Drawing from his experience in ENG 145, an undergraduate writing course at Illinois State University, Kostecki breaks down the terminology of Cultural-Historical Activity Theory (CHAT). Using the terminology of CHAT and conventions from examples, he explains how each of the terms can be used to form a better understanding of genres, writing situations, language, and culture.

Moria Torrington

The Grape Dimetapp™ Effect: Revising the “Revision as Medicine” Metaphor


Revision is a process that writers sometimes feel is a “necessary evil.” Torrington explains how seeing and enacting revision through a Cultural Historical Activity Theory (CHAT) perspective can make the process more useful and, ultimately, less painful for writers who want to improve their texts in any genre.

Samantha Stout

My Relationship with Writing


Stout describes her method of approaching writing in a way that is less of a formal structure and more of a romantic affair. Writing is personal, and the way we go about writing varies from person to person. Stout uses the stages of a relationship to describe how she goes about deciding on a topic, researching, preparing to write, and ultimately writing compositions.

Brad Ure

From Cordially Yours to What’s Up: Investigating Formal and Informal Letters


Ure investigates the differences and similarities between two genres of letters, formal and informal.
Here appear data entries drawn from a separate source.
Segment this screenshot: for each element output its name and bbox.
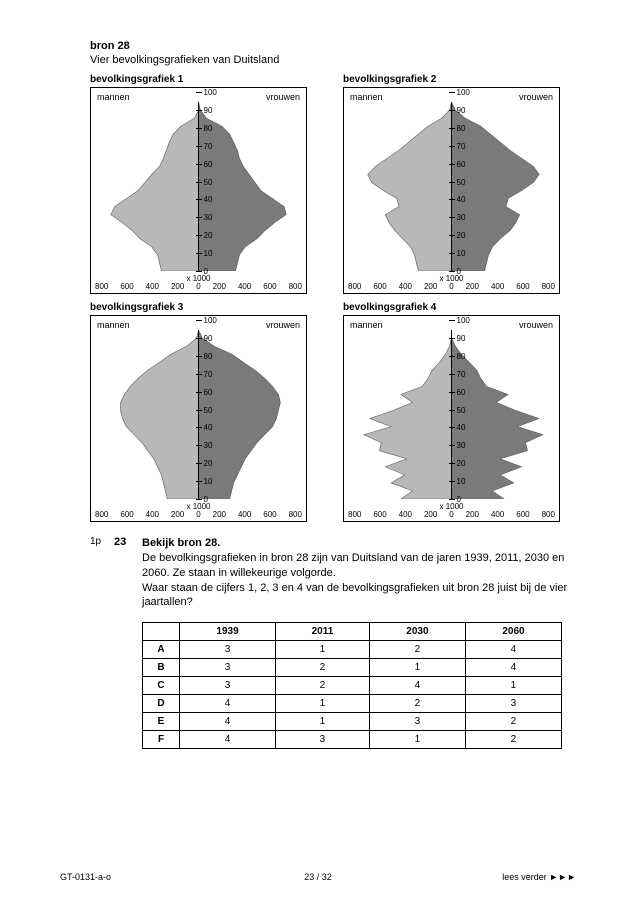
- x-axis: 8006004002000200400600800: [95, 282, 302, 291]
- row-label: E: [143, 713, 180, 731]
- table-header: [143, 623, 180, 641]
- chart-title: bevolkingsgrafiek 2: [343, 74, 576, 85]
- table-row: C3241: [143, 677, 562, 695]
- table-row: A3124: [143, 641, 562, 659]
- table-row: B3214: [143, 659, 562, 677]
- table-row: F4312: [143, 731, 562, 749]
- table-cell: 4: [465, 659, 561, 677]
- question-body: De bevolkingsgrafieken in bron 28 zijn v…: [142, 551, 576, 610]
- chart-cell: bevolkingsgrafiek 1mannenvrouwen10090807…: [90, 74, 323, 294]
- table-cell: 1: [369, 731, 465, 749]
- table-cell: 2: [465, 731, 561, 749]
- table-cell: 3: [465, 695, 561, 713]
- label-mannen: mannen: [97, 92, 130, 102]
- table-cell: 2: [465, 713, 561, 731]
- chart-title: bevolkingsgrafiek 3: [90, 302, 323, 313]
- chart-title: bevolkingsgrafiek 4: [343, 302, 576, 313]
- table-header: 2011: [276, 623, 370, 641]
- label-mannen: mannen: [350, 92, 383, 102]
- table-cell: 1: [369, 659, 465, 677]
- table-cell: 1: [276, 695, 370, 713]
- chart-title: bevolkingsgrafiek 1: [90, 74, 323, 85]
- label-vrouwen: vrouwen: [266, 92, 300, 102]
- axis-unit: x 1000: [186, 502, 210, 511]
- label-mannen: mannen: [350, 320, 383, 330]
- table-cell: 4: [180, 731, 276, 749]
- table-cell: 4: [369, 677, 465, 695]
- table-cell: 3: [276, 731, 370, 749]
- table-cell: 4: [180, 695, 276, 713]
- table-cell: 3: [369, 713, 465, 731]
- question-points: 1p: [90, 536, 114, 610]
- table-cell: 4: [180, 713, 276, 731]
- table-row: D4123: [143, 695, 562, 713]
- row-label: F: [143, 731, 180, 749]
- chart-cell: bevolkingsgrafiek 3mannenvrouwen10090807…: [90, 302, 323, 522]
- row-label: D: [143, 695, 180, 713]
- axis-unit: x 1000: [186, 274, 210, 283]
- table-row: E4132: [143, 713, 562, 731]
- question-block: 1p 23 Bekijk bron 28. De bevolkingsgrafi…: [90, 536, 576, 610]
- label-mannen: mannen: [97, 320, 130, 330]
- table-cell: 1: [276, 713, 370, 731]
- footer-right: lees verder ►►►: [502, 872, 576, 882]
- axis-unit: x 1000: [439, 274, 463, 283]
- question-lead: Bekijk bron 28.: [142, 537, 220, 549]
- footer-left: GT-0131-a-o: [60, 872, 111, 882]
- question-number: 23: [114, 536, 142, 610]
- label-vrouwen: vrouwen: [519, 92, 553, 102]
- x-axis: 8006004002000200400600800: [348, 282, 555, 291]
- row-label: B: [143, 659, 180, 677]
- source-label: bron 28: [90, 40, 576, 52]
- charts-grid: bevolkingsgrafiek 1mannenvrouwen10090807…: [90, 74, 576, 522]
- population-pyramid: mannenvrouwen100908070605040302010080060…: [90, 87, 307, 294]
- population-pyramid: mannenvrouwen100908070605040302010080060…: [343, 315, 560, 522]
- x-axis: 8006004002000200400600800: [348, 510, 555, 519]
- row-label: C: [143, 677, 180, 695]
- table-cell: 2: [369, 641, 465, 659]
- axis-unit: x 1000: [439, 502, 463, 511]
- chart-cell: bevolkingsgrafiek 4mannenvrouwen10090807…: [343, 302, 576, 522]
- table-cell: 4: [465, 641, 561, 659]
- table-cell: 2: [276, 677, 370, 695]
- question-text: Bekijk bron 28. De bevolkingsgrafieken i…: [142, 536, 576, 610]
- label-vrouwen: vrouwen: [266, 320, 300, 330]
- table-header: 2060: [465, 623, 561, 641]
- table-header: 1939: [180, 623, 276, 641]
- table-cell: 3: [180, 659, 276, 677]
- answers-table: 1939201120302060A3124B3214C3241D4123E413…: [142, 622, 562, 749]
- footer-center: 23 / 32: [304, 872, 332, 882]
- table-cell: 2: [369, 695, 465, 713]
- table-cell: 1: [465, 677, 561, 695]
- population-pyramid: mannenvrouwen100908070605040302010080060…: [90, 315, 307, 522]
- label-vrouwen: vrouwen: [519, 320, 553, 330]
- table-header: 2030: [369, 623, 465, 641]
- x-axis: 8006004002000200400600800: [95, 510, 302, 519]
- row-label: A: [143, 641, 180, 659]
- source-title: Vier bevolkingsgrafieken van Duitsland: [90, 54, 576, 66]
- table-cell: 1: [276, 641, 370, 659]
- table-cell: 3: [180, 641, 276, 659]
- table-cell: 3: [180, 677, 276, 695]
- table-cell: 2: [276, 659, 370, 677]
- page-footer: GT-0131-a-o 23 / 32 lees verder ►►►: [60, 872, 576, 882]
- population-pyramid: mannenvrouwen100908070605040302010080060…: [343, 87, 560, 294]
- chart-cell: bevolkingsgrafiek 2mannenvrouwen10090807…: [343, 74, 576, 294]
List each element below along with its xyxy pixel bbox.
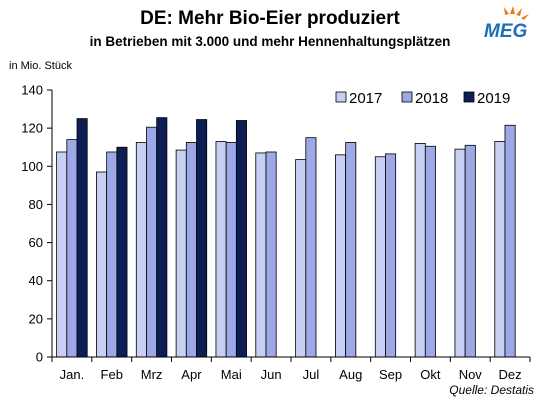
bar-2018-Dez [504, 124, 516, 358]
bar-2017-Mrz [135, 142, 147, 358]
legend: 2017 2018 2019 [335, 90, 510, 107]
legend-swatch-2017 [335, 91, 347, 103]
bar-2018-Okt [424, 145, 436, 358]
y-tick-label: 120 [21, 121, 43, 136]
bar-2018-Jun [265, 151, 277, 358]
logo-text: MEG [484, 21, 528, 42]
x-tick-label: Mai [221, 367, 242, 382]
bar-2018-Jan [66, 139, 78, 358]
y-tick-label: 0 [36, 350, 43, 365]
legend-label-2019: 2019 [477, 90, 510, 107]
x-tick-label: Nov [459, 367, 483, 382]
x-tick-label: Jan. [60, 367, 85, 382]
x-tick-label: Mrz [141, 367, 163, 382]
bar-2017-Aug [335, 154, 347, 358]
bar-2017-Feb [96, 171, 108, 358]
chart-title: DE: Mehr Bio-Eier produziert [140, 8, 400, 29]
y-axis: 0 20 40 60 80 100 120 140 [21, 83, 53, 365]
chart-subtitle: in Betrieben mit 3.000 und mehr Hennenha… [89, 34, 451, 49]
y-tick-label: 60 [29, 235, 43, 250]
bar-series [56, 117, 516, 358]
bar-2018-Aug [345, 142, 357, 358]
x-tick-label: Feb [101, 367, 123, 382]
bar-2018-Mai [225, 142, 237, 358]
bar-2019-Jan [76, 118, 88, 358]
bar-2019-Mrz [156, 117, 168, 358]
legend-swatch-2019 [463, 91, 475, 103]
x-tick-label: Aug [339, 367, 362, 382]
bar-2017-Sep [374, 156, 386, 358]
y-axis-unit-label: in Mio. Stück [9, 60, 72, 72]
bar-2018-Apr [185, 142, 197, 358]
x-tick-label: Jun [261, 367, 282, 382]
bar-2018-Nov [464, 144, 476, 358]
y-tick-label: 20 [29, 311, 43, 326]
bar-2019-Mai [235, 120, 247, 358]
x-axis: Jan. Feb Mrz Apr Mai Jun Jul Aug Sep Okt Nov Dez [51, 356, 531, 382]
y-tick-label: 40 [29, 273, 43, 288]
x-tick-label: Apr [181, 367, 202, 382]
bar-2017-Okt [414, 142, 426, 358]
bar-2017-Nov [454, 148, 466, 358]
y-tick-label: 100 [21, 159, 43, 174]
x-tick-label: Jul [303, 367, 320, 382]
bar-2017-Dez [494, 141, 506, 358]
bar-2017-Jun [255, 152, 267, 358]
bar-2019-Apr [196, 119, 208, 358]
bar-2018-Jul [305, 137, 317, 358]
bar-2018-Mrz [146, 126, 158, 358]
bar-2017-Apr [175, 149, 187, 358]
legend-label-2017: 2017 [349, 90, 382, 107]
meg-logo: MEG [484, 6, 529, 42]
legend-label-2018: 2018 [415, 90, 448, 107]
bar-2018-Sep [385, 153, 397, 358]
y-tick-label: 140 [21, 83, 43, 98]
y-tick-label: 80 [29, 197, 43, 212]
sunburst-logo-icon [504, 6, 529, 20]
x-tick-label: Sep [379, 367, 402, 382]
legend-swatch-2018 [401, 91, 413, 103]
bar-2018-Feb [106, 151, 118, 358]
bar-2019-Feb [116, 146, 128, 358]
x-tick-label: Dez [499, 367, 522, 382]
bar-2017-Jul [295, 159, 307, 358]
x-tick-label: Okt [420, 367, 441, 382]
source-note: Quelle: Destatis [449, 383, 534, 397]
bar-2017-Jan [56, 151, 68, 358]
bar-2017-Mai [215, 141, 227, 358]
Ure will review common conventions in each genre and discuss when each type may be used and conclude by explaining how the letter genre is changing and what it may be like in the future.

Erin Frost

So What’s a Quad Chart, Exactly?: Exercises in Genre 

Frost details her experience with an unfamiliar genre—the quad chart. She explains the methodology behind her investigation of the genre, which involves doing research, consulting professionals, and producing the genre. Additionally, Erin examines the benefits of doing in-depth analyses when interacting with new genres.